Kevin Turner, Lead Plaintiff in NFL Head Injury Lawsuit, Dies at 46

Philadelphia Eagles and New England Patriots fullback was diagnosed with ALS, also known as Lou Gehrig’s disease, in 2010

Kevin Turner, an NFL fullback who played for the Philadelphia Eagles and the New England Patriots, died Thursday. He was 46.

A former Alabama standout who spent eight seasons in the NFL, Turner was diagnosed with ALS, also known as Lou Gehrig’s disease, in 2010.

“Myra and I lost a great son today. He will be missed so much. Thank everyone so very much over this journey we have had for all your support, prayers,” his father, Raymond Turner, wrote on Facebook. “He was ready to go to Heaven excited he said. Love yall, and thanks God Bless.”

After becoming active in research and support for traumatic football brain injuries, Turner went on to become one of the lead plaintiffs in a head injury lawsuit against the National Football League. Turner believed that his disease had been caused, at least in part, by all the hits he took on the field and is said to have agreed to donate his brain and spinal cord for research after his death, according to the Los Angeles Times.

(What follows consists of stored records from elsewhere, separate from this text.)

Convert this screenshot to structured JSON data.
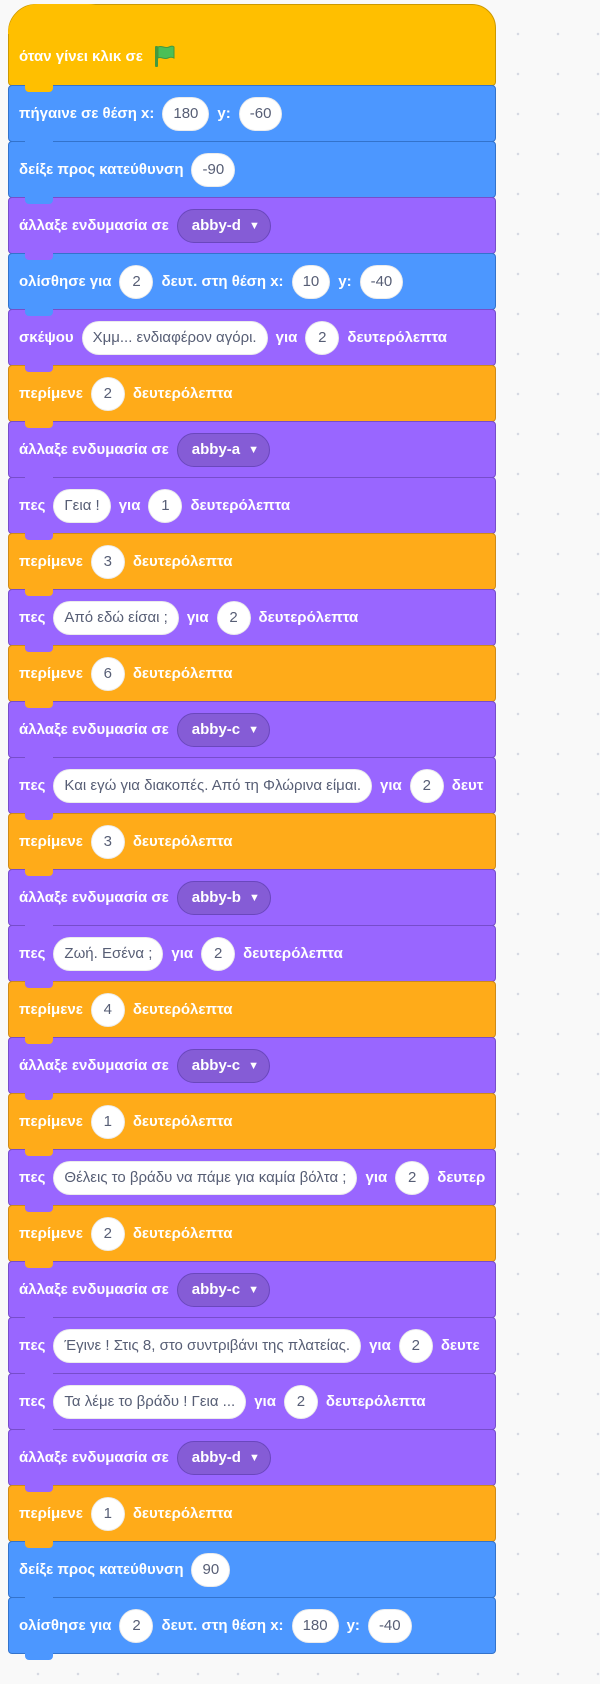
{
  "workspace": {
    "script": {
      "hat": {
        "label": "όταν γίνει κλικ σε",
        "icon": "green-flag-icon"
      },
      "blocks": [
        {
          "category": "motion",
          "parts": [
            {
              "type": "text",
              "v": "πήγαινε σε θέση x:"
            },
            {
              "type": "input",
              "v": "180"
            },
            {
              "type": "text",
              "v": "y:"
            },
            {
              "type": "input",
              "v": "-60"
            }
          ]
        },
        {
          "category": "motion",
          "parts": [
            {
              "type": "text",
              "v": "δείξε προς κατεύθυνση"
            },
            {
              "type": "input",
              "v": "-90"
            }
          ]
        },
        {
          "category": "looks",
          "parts": [
            {
              "type": "text",
              "v": "άλλαξε ενδυμασία σε"
            },
            {
              "type": "menu",
              "v": "abby-d"
            }
          ]
        },
        {
          "category": "motion",
          "parts": [
            {
              "type": "text",
              "v": "ολίσθησε για"
            },
            {
              "type": "input",
              "v": "2"
            },
            {
              "type": "text",
              "v": "δευτ. στη θέση x:"
            },
            {
              "type": "input",
              "v": "10"
            },
            {
              "type": "text",
              "v": "y:"
            },
            {
              "type": "input",
              "v": "-40"
            }
          ]
        },
        {
          "category": "looks",
          "parts": [
            {
              "type": "text",
              "v": "σκέψου"
            },
            {
              "type": "input",
              "v": "Χμμ... ενδιαφέρον αγόρι."
            },
            {
              "type": "text",
              "v": "για"
            },
            {
              "type": "input",
              "v": "2"
            },
            {
              "type": "text",
              "v": "δευτερόλεπτα"
            }
          ]
        },
        {
          "category": "control",
          "parts": [
            {
              "type": "text",
              "v": "περίμενε"
            },
            {
              "type": "input",
              "v": "2"
            },
            {
              "type": "text",
              "v": "δευτερόλεπτα"
            }
          ]
        },
        {
          "category": "looks",
          "parts": [
            {
              "type": "text",
              "v": "άλλαξε ενδυμασία σε"
            },
            {
              "type": "menu",
              "v": "abby-a"
            }
          ]
        },
        {
          "category": "looks",
          "parts": [
            {
              "type": "text",
              "v": "πες"
            },
            {
              "type": "input",
              "v": "Γεια !"
            },
            {
              "type": "text",
              "v": "για"
            },
            {
              "type": "input",
              "v": "1"
            },
            {
              "type": "text",
              "v": "δευτερόλεπτα"
            }
          ]
        },
        {
          "category": "control",
          "parts": [
            {
              "type": "text",
              "v": "περίμενε"
            },
            {
              "type": "input",
              "v": "3"
            },
            {
              "type": "text",
              "v": "δευτερόλεπτα"
            }
          ]
        },
        {
          "category": "looks",
          "parts": [
            {
              "type": "text",
              "v": "πες"
            },
            {
              "type": "input",
              "v": "Από εδώ είσαι ;"
            },
            {
              "type": "text",
              "v": "για"
            },
            {
              "type": "input",
              "v": "2"
            },
            {
              "type": "text",
              "v": "δευτερόλεπτα"
            }
          ]
        },
        {
          "category": "control",
          "parts": [
            {
              "type": "text",
              "v": "περίμενε"
            },
            {
              "type": "input",
              "v": "6"
            },
            {
              "type": "text",
              "v": "δευτερόλεπτα"
            }
          ]
        },
        {
          "category": "looks",
          "parts": [
            {
              "type": "text",
              "v": "άλλαξε ενδυμασία σε"
            },
            {
              "type": "menu",
              "v": "abby-c"
            }
          ]
        },
        {
          "category": "looks",
          "parts": [
            {
              "type": "text",
              "v": "πες"
            },
            {
              "type": "input",
              "v": "Και εγώ για διακοπές. Από τη Φλώρινα είμαι."
            },
            {
              "type": "text",
              "v": "για"
            },
            {
              "type": "input",
              "v": "2"
            },
            {
              "type": "text",
              "v": "δευτ"
            }
          ]
        },
        {
          "category": "control",
          "parts": [
            {
              "type": "text",
              "v": "περίμενε"
            },
            {
              "type": "input",
              "v": "3"
            },
            {
              "type": "text",
              "v": "δευτερόλεπτα"
            }
          ]
        },
        {
          "category": "looks",
          "parts": [
            {
              "type": "text",
              "v": "άλλαξε ενδυμασία σε"
            },
            {
              "type": "menu",
              "v": "abby-b"
            }
          ]
        },
        {
          "category": "looks",
          "parts": [
            {
              "type": "text",
              "v": "πες"
            },
            {
              "type": "input",
              "v": "Ζωή. Εσένα ;"
            },
            {
              "type": "text",
              "v": "για"
            },
            {
              "type": "input",
              "v": "2"
            },
            {
              "type": "text",
              "v": "δευτερόλεπτα"
            }
          ]
        },
        {
          "category": "control",
          "parts": [
            {
              "type": "text",
              "v": "περίμενε"
            },
            {
              "type": "input",
              "v": "4"
            },
            {
              "type": "text",
              "v": "δευτερόλεπτα"
            }
          ]
        },
        {
          "category": "looks",
          "parts": [
            {
              "type": "text",
              "v": "άλλαξε ενδυμασία σε"
            },
            {
              "type": "menu",
              "v": "abby-c"
            }
          ]
        },
        {
          "category": "control",
          "parts": [
            {
              "type": "text",
              "v": "περίμενε"
            },
            {
              "type": "input",
              "v": "1"
            },
            {
              "type": "text",
              "v": "δευτερόλεπτα"
            }
          ]
        },
        {
          "category": "looks",
          "parts": [
            {
              "type": "text",
              "v": "πες"
            },
            {
              "type": "input",
              "v": "Θέλεις το βράδυ να πάμε για καμία βόλτα ;"
            },
            {
              "type": "text",
              "v": "για"
            },
            {
              "type": "input",
              "v": "2"
            },
            {
              "type": "text",
              "v": "δευτερ"
            }
          ]
        },
        {
          "category": "control",
          "parts": [
            {
              "type": "text",
              "v": "περίμενε"
            },
            {
              "type": "input",
              "v": "2"
            },
            {
              "type": "text",
              "v": "δευτερόλεπτα"
            }
          ]
        },
        {
          "category": "looks",
          "parts": [
            {
              "type": "text",
              "v": "άλλαξε ενδυμασία σε"
            },
            {
              "type": "menu",
              "v": "abby-c"
            }
          ]
        },
        {
          "category": "looks",
          "parts": [
            {
              "type": "text",
              "v": "πες"
            },
            {
              "type": "input",
              "v": "Έγινε ! Στις 8, στο συντριβάνι της πλατείας."
            },
            {
              "type": "text",
              "v": "για"
            },
            {
              "type": "input",
              "v": "2"
            },
            {
              "type": "text",
              "v": "δευτε"
            }
          ]
        },
        {
          "category": "looks",
          "parts": [
            {
              "type": "text",
              "v": "πες"
            },
            {
              "type": "input",
              "v": "Τα λέμε το βράδυ ! Γεια ..."
            },
            {
              "type": "text",
              "v": "για"
            },
            {
              "type": "input",
              "v": "2"
            },
            {
              "type": "text",
              "v": "δευτερόλεπτα"
            }
          ]
        },
        {
          "category": "looks",
          "parts": [
            {
              "type": "text",
              "v": "άλλαξε ενδυμασία σε"
            },
            {
              "type": "menu",
              "v": "abby-d"
            }
          ]
        },
        {
          "category": "control",
          "parts": [
            {
              "type": "text",
              "v": "περίμενε"
            },
            {
              "type": "input",
              "v": "1"
            },
            {
              "type": "text",
              "v": "δευτερόλεπτα"
            }
          ]
        },
        {
          "category": "motion",
          "parts": [
            {
              "type": "text",
              "v": "δείξε προς κατεύθυνση"
            },
            {
              "type": "input",
              "v": "90"
            }
          ]
        },
        {
          "category": "motion",
          "parts": [
            {
              "type": "text",
              "v": "ολίσθησε για"
            },
            {
              "type": "input",
              "v": "2"
            },
            {
              "type": "text",
              "v": "δευτ. στη θέση x:"
            },
            {
              "type": "input",
              "v": "180"
            },
            {
              "type": "text",
              "v": "y:"
            },
            {
              "type": "input",
              "v": "-40"
            }
          ]
        }
      ]
    }
  },
  "colors": {
    "motion": "#4c97ff",
    "looks": "#9966ff",
    "control": "#ffab19",
    "events": "#ffbf00",
    "flag": "#4cbf56"
  }
}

“Football had something to do with it,” he said in 2011 when discussing his condition. “I don’t know to what extent, and I may not ever know. But there are too many people I know that have ALS and played football in similar positions. They seem to be linebackers, fullbacks, strong safeties. Those are big collision guys.”

Turner went on to say that he wouldn’t have played had he known the risks at the time. “If they would have come to me and said, ‘I’ve seen the future. This is what happens,’ of course, I would stop playing immediately,” he revealed. “But, as we all know, nobody can see the future. For me, it just falls into a long line of bad decisions.”

In 2014, he told the New York Times: “I remember times when I went back into games when I shouldn’t have. I wasn’t given all the information to make that decision for myself.”

Because of his age at the time of the diagnosis, Turner stood to receive $5 million from the case against the NFL. That money will now go to his family once all appeals in the case are exhausted, according to the New York Times. (The U.S. Court of Appeals for the Third Circuit heard oral arguments in the appeal in November; judges have yet to rule.)

Turner’s battle with ALS was the subject of 2012 HBO documentary “American Man” and a music video for the song “Journey On” by Ty Herndon.

He is survived by his former wife and three children. His son Nolan, 18, committed to play football at Clemson for Dabo Swinney, an Alabama teammate of Kevin Turner.